Above all, I would like to publicly give thanks to God for all He is doing in our lives and your lives, as well. He has proved Himself worthy of our trust. My faith and reliance on Him has been strengthened in this trial. I continue to see His hand in this entire situation and I know He is controlling everything. This week I am especially thankful that God has protected Aaron’s brain. You know, for a couple of days there, the doctors were suggesting that the stuff they found from the CT scans and MRI could be lymphoma. We were praising God big time this week when we found out it was only minor bleeding.

So, I’ll close with another huge THANK YOU for all that you are doing and continuing to do. Don’t forget to keep praying for Aaron! 🙂

Day 28 Monday, 12 June, 2006

A pattern is emerging over the last few days: Aaron sleeps peacefully, with the numbers of his life in reasonable bounds. (Except the cursed dancing fever that taunts us with its daily jig). The Ventilator’s service is now perfunctory. It’s life-giving sophistication is not much required; a little extra oxygen and pressure is about all Aaron needs to breathe well.
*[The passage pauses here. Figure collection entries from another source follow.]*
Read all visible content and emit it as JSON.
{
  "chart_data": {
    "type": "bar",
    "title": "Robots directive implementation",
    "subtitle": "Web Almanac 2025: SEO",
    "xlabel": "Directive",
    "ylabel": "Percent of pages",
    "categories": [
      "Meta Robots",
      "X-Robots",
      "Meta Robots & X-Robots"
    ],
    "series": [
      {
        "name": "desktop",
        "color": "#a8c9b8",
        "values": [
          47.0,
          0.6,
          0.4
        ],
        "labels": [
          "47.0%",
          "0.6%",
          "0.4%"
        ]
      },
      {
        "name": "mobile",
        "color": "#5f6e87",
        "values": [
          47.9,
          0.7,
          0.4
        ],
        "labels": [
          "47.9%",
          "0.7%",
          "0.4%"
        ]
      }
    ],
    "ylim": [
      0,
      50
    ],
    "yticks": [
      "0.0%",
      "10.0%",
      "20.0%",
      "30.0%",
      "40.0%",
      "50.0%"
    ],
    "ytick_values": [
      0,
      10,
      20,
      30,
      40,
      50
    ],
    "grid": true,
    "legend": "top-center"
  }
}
Then the giver of sleep is reduced, and Aaron begins to awake. The more aware he becomes, the more he coughs. Perhaps the cough is triggered by the trach tube worrying his trachea. Or it may be the mucous font that seems be gushing more freely these last couple days. Neither local application of numbing Lidocaine nor the miracle of trachea-suction/doughnut-inflation seems to stop the coughing. Then the vomiting starts and Aaron cleaned and mercifully returned to his peaceful slumber.

Is this a weird Catch-22? Must have the trach to awake, but cannot awake with the trach?

We shall see if tomorrow brings a solution.